Being a morning person is perhaps the most antithetical thing I can do toward fostering my extroverted needs and personality. Despite that, I treasure my mornings. I’m not writing this to convince you to become a morning person. But I would like to talk a little bit about the solitude and the loneliness of being a morning person.
I do not know many people who are morning people. Conversely, I know many people who condemn, curse, and complain about mornings. And so, you can feel a sense of literal loneliness in not sharing many activities or time together with people, and you have the subjective outsider-loneliness of having picked the popularly condemned path.
Perhaps there’s an enclave of morning people who get out there and share experiences together, but I have yet to find them. At best, I squeeze coffee in with a friend before our mutual workdays begin.
That leaves me with quality time with good ol’ me. But, surprisingly even to myself, I haven’t struggled too much with that. Hobbies have made mornings the well-trod path. Whether it was practicing figure drawings for weeks in a row, or chipping away at long-form fiction, carving out a chunk of the morning to do personal activities has often been what gets me out of bed.

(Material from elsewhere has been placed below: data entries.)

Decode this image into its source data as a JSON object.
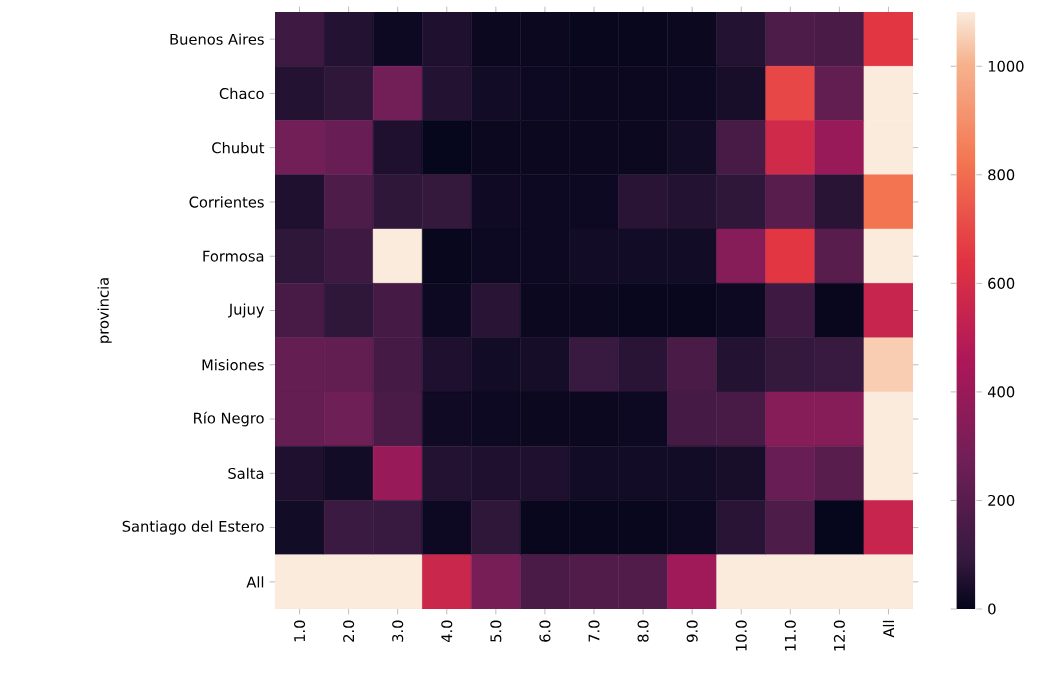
{
  "chart_data": {
    "type": "heatmap",
    "ylabel": "provincia",
    "categories": [
      "1.0",
      "2.0",
      "3.0",
      "4.0",
      "5.0",
      "6.0",
      "7.0",
      "8.0",
      "9.0",
      "10.0",
      "11.0",
      "12.0",
      "All"
    ],
    "y_categories": [
      "Buenos Aires",
      "Chaco",
      "Chubut",
      "Corrientes",
      "Formosa",
      "Jujuy",
      "Misiones",
      "Río Negro",
      "Salta",
      "Santiago del Estero",
      "All"
    ],
    "cells": [
      [
        120,
        60,
        20,
        50,
        15,
        15,
        10,
        10,
        15,
        60,
        170,
        160,
        650
      ],
      [
        60,
        80,
        280,
        60,
        30,
        20,
        15,
        15,
        20,
        40,
        700,
        230,
        1100
      ],
      [
        280,
        250,
        50,
        5,
        15,
        15,
        15,
        15,
        30,
        150,
        580,
        400,
        1100
      ],
      [
        50,
        170,
        80,
        90,
        25,
        20,
        20,
        70,
        60,
        80,
        200,
        70,
        820
      ],
      [
        80,
        120,
        1100,
        10,
        20,
        20,
        30,
        30,
        30,
        340,
        650,
        200,
        1100
      ],
      [
        150,
        80,
        140,
        20,
        70,
        15,
        15,
        10,
        10,
        20,
        120,
        10,
        550
      ],
      [
        240,
        230,
        140,
        50,
        30,
        35,
        100,
        70,
        160,
        60,
        90,
        100,
        1050
      ],
      [
        240,
        270,
        160,
        25,
        20,
        15,
        15,
        20,
        140,
        150,
        340,
        340,
        1100
      ],
      [
        50,
        30,
        400,
        60,
        50,
        50,
        30,
        30,
        30,
        40,
        250,
        200,
        1100
      ],
      [
        30,
        110,
        100,
        20,
        80,
        10,
        10,
        10,
        20,
        70,
        170,
        5,
        550
      ],
      [
        1100,
        1100,
        1100,
        560,
        300,
        160,
        180,
        180,
        420,
        1100,
        1100,
        1100,
        1100
      ]
    ],
    "clim": [
      0,
      1100
    ],
    "cticks": [
      0,
      200,
      400,
      600,
      800,
      1000
    ]
  }
}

I typically consider this to be stealing time from my job. By the end of the day, I’m usually too wiped to be of much use to myself and whatever creative ambitions I might have cooked up. I like to think of this as my "coin of energy." Each day comes with a certain amount of energy, and I want to think carefully about how I spend it. Being able to do a little of something, regularly toward a larger goal, each morning gives me a sense of autonomy and direction. Before long, I’ll be slogging through meetings, or struggling with code while also answering questions, while filing software tickets. It’s the calm before the storm.

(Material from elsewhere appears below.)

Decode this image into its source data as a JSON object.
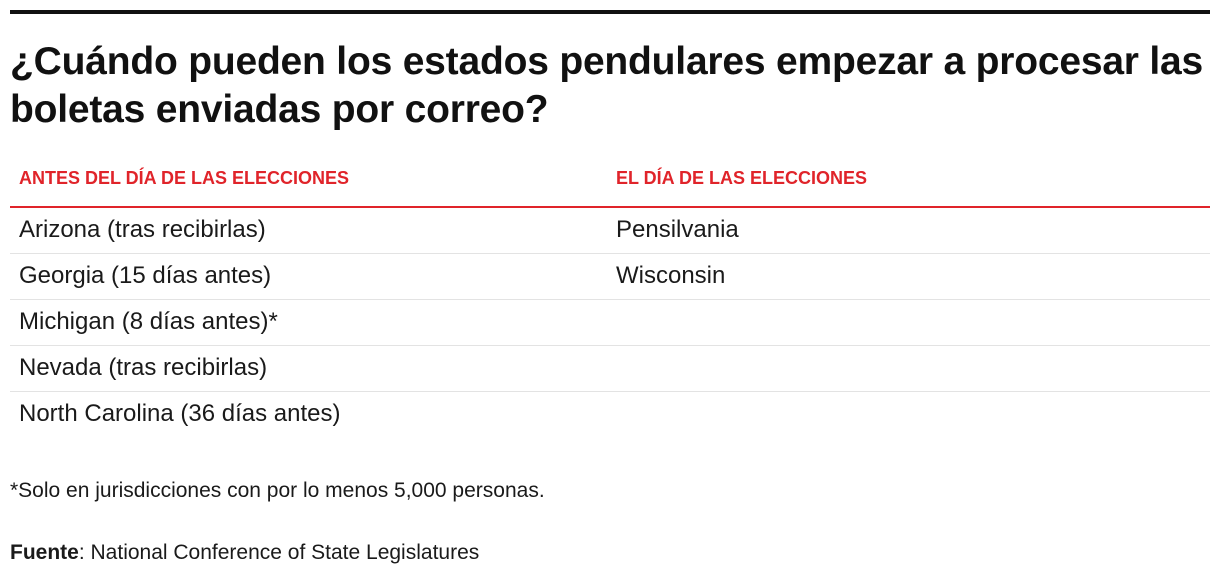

Once the morning is long forgotten, and it’s 8:45 or 9:00 p.m., I’ll be struggling to keep my eyes open. This is where another kind of loneliness comes in. I can rarely stay up late. I never really could. I do not drink, and I do not take drugs, and so the two popular options for rallying your end-of-day-spirits (ie, spending tomorrow’s coin) are not an option. I am effectively cutting myself off from a good portion of a traditional nightlife.

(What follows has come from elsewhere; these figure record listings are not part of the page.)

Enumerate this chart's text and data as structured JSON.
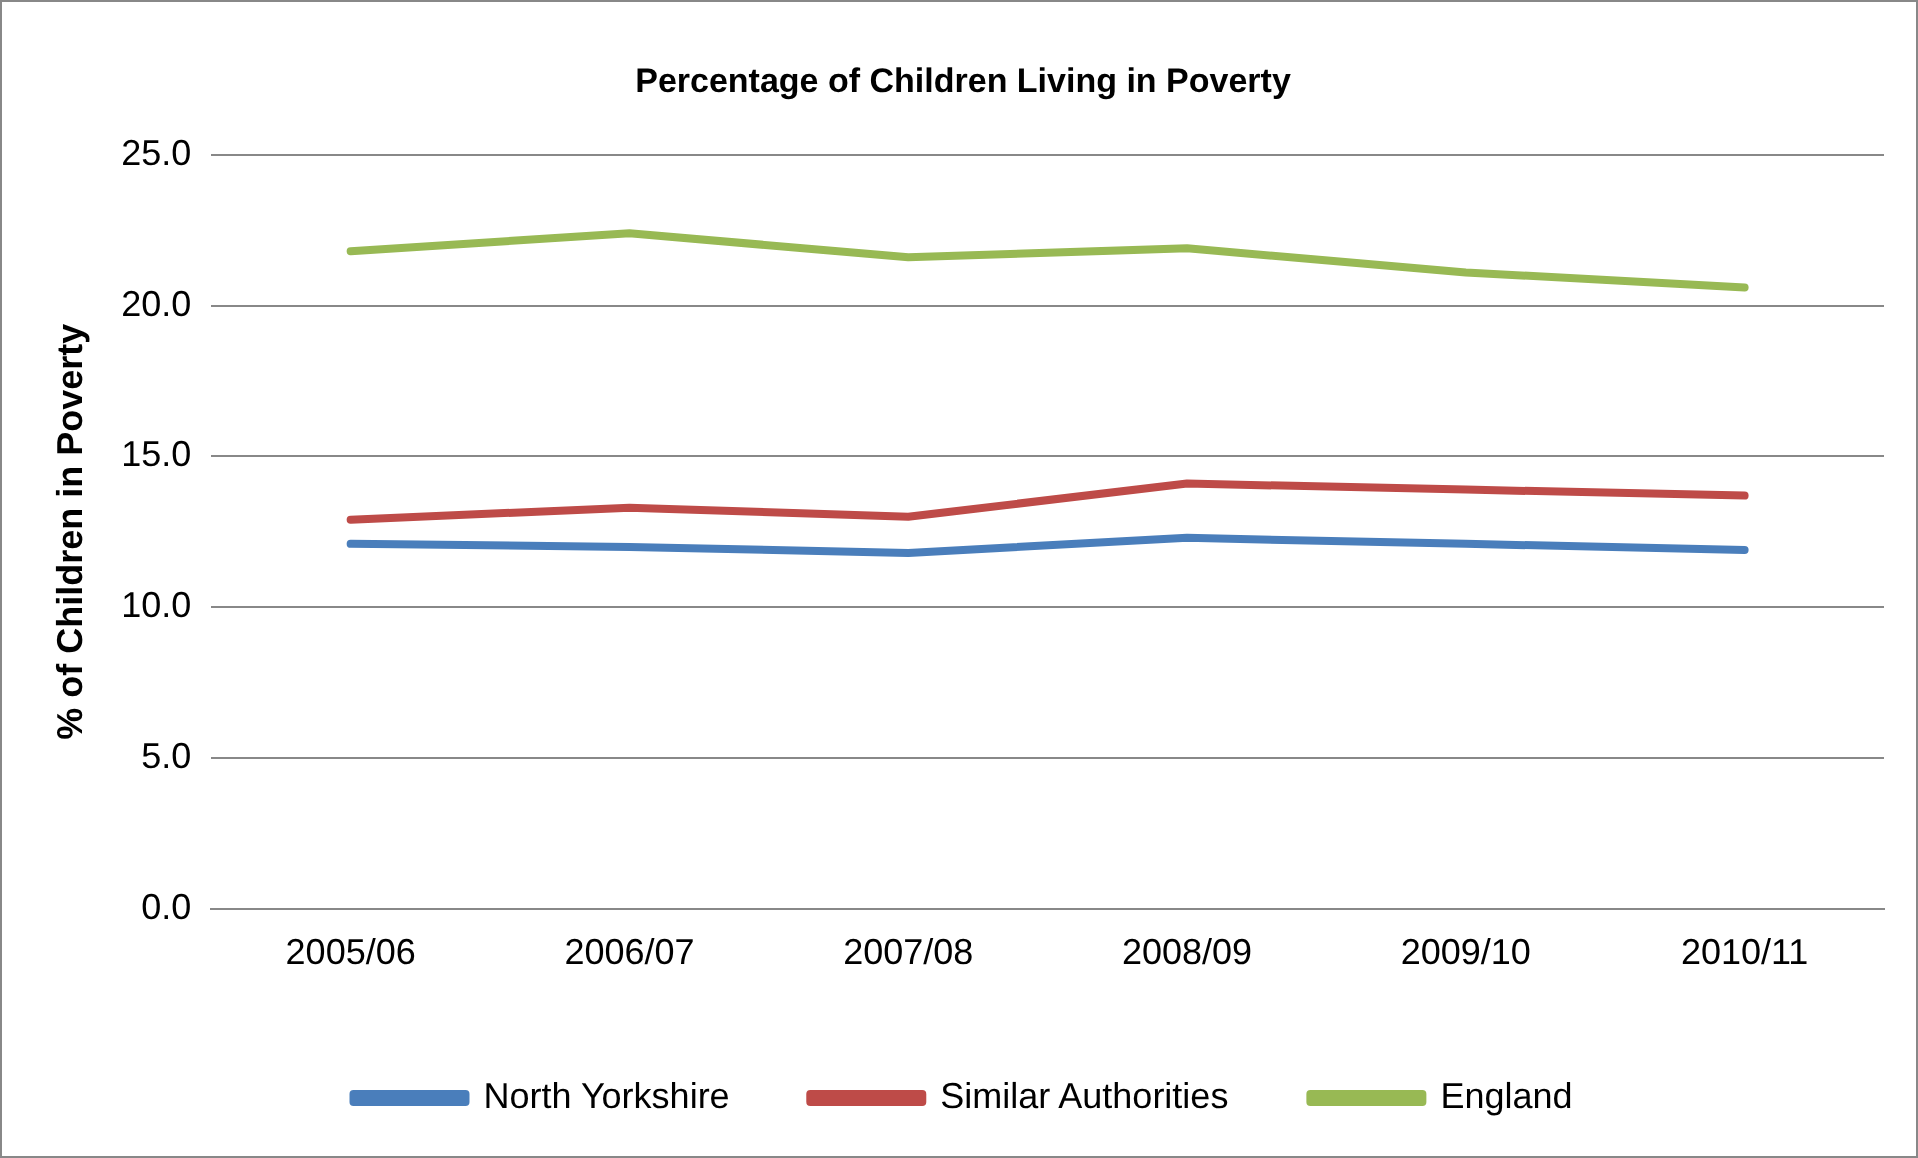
{
  "chart_data": {
    "type": "line",
    "title": "Percentage of Children Living in Poverty",
    "ylabel": "% of Children in Poverty",
    "categories": [
      "2005/06",
      "2006/07",
      "2007/08",
      "2008/09",
      "2009/10",
      "2010/11"
    ],
    "series": [
      {
        "name": "North Yorkshire",
        "color": "#4a7ebb",
        "values": [
          12.1,
          12.0,
          11.8,
          12.3,
          12.1,
          11.9
        ]
      },
      {
        "name": "Similar Authorities",
        "color": "#be4b48",
        "values": [
          12.9,
          13.3,
          13.0,
          14.1,
          13.9,
          13.7
        ]
      },
      {
        "name": "England",
        "color": "#98b954",
        "values": [
          21.8,
          22.4,
          21.6,
          21.9,
          21.1,
          20.6
        ]
      }
    ],
    "ylim": [
      0,
      25
    ],
    "yticks": [
      {
        "value": 0,
        "label": "0.0"
      },
      {
        "value": 5,
        "label": "5.0"
      },
      {
        "value": 10,
        "label": "10.0"
      },
      {
        "value": 15,
        "label": "15.0"
      },
      {
        "value": 20,
        "label": "20.0"
      },
      {
        "value": 25,
        "label": "25.0"
      }
    ],
    "grid": "y",
    "legend": "bottom",
    "marker": "none",
    "line_style": "solid"
  }
}
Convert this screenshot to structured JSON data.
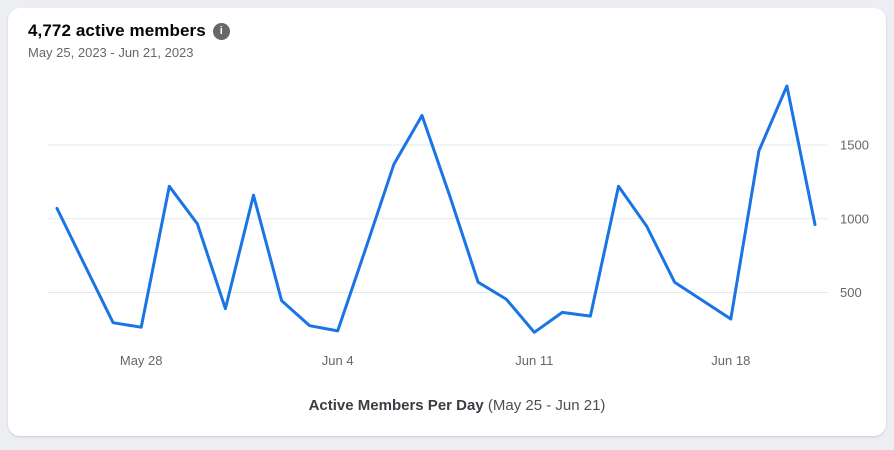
{
  "card": {
    "title": "4,772 active members",
    "subtitle": "May 25, 2023 - Jun 21, 2023",
    "info_icon_glyph": "i"
  },
  "caption": {
    "title": "Active Members Per Day",
    "range": "(May 25 - Jun 21)"
  },
  "chart_data": {
    "type": "line",
    "title": "Active Members Per Day (May 25 - Jun 21)",
    "series_name": "Active members per day",
    "x": [
      "May 25",
      "May 26",
      "May 27",
      "May 28",
      "May 29",
      "May 30",
      "May 31",
      "Jun 1",
      "Jun 2",
      "Jun 3",
      "Jun 4",
      "Jun 5",
      "Jun 6",
      "Jun 7",
      "Jun 8",
      "Jun 9",
      "Jun 10",
      "Jun 11",
      "Jun 12",
      "Jun 13",
      "Jun 14",
      "Jun 15",
      "Jun 16",
      "Jun 17",
      "Jun 18",
      "Jun 19",
      "Jun 20",
      "Jun 21"
    ],
    "values": [
      1070,
      680,
      295,
      265,
      1220,
      965,
      390,
      1160,
      445,
      275,
      240,
      800,
      1370,
      1700,
      1150,
      570,
      455,
      230,
      365,
      340,
      1220,
      950,
      570,
      445,
      320,
      1460,
      1900,
      960
    ],
    "x_tick_labels": [
      {
        "index": 3,
        "label": "May 28"
      },
      {
        "index": 10,
        "label": "Jun 4"
      },
      {
        "index": 17,
        "label": "Jun 11"
      },
      {
        "index": 24,
        "label": "Jun 18"
      }
    ],
    "y_ticks": [
      500,
      1000,
      1500
    ],
    "ylim": [
      0,
      2000
    ],
    "grid": true,
    "legend": "none",
    "line_color": "#1b74e4",
    "grid_color": "#e7e9ec",
    "tick_color": "#65676b"
  }
}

But, I’m not really one for traditions, and I’ve met some similar folks over the past few years. More than anything, though, I’ve learned to embrace the lovely, precious solitude. I never really marked myself as someone who was “good” at solitude, but mornings have and continue to teach me this.
It’s a loud world outside this little morning of mine. Soon the day and its inhabitants will be climbing over themselves: city workers cutting down trees, leaf blowers and lawnmowers competing, cars sputtering and spewing while inching toward their destination, the voices of many people rising like balloons into a netted ceiling; the shapes of their voices floating around, the ceiling lowering with each moment.
Inside it’s warm, none of this has happened yet. I may write morning pages. I will make oats. It’s quiet. I flick my coin of energy between my knuckles a few times and feed it into the machine.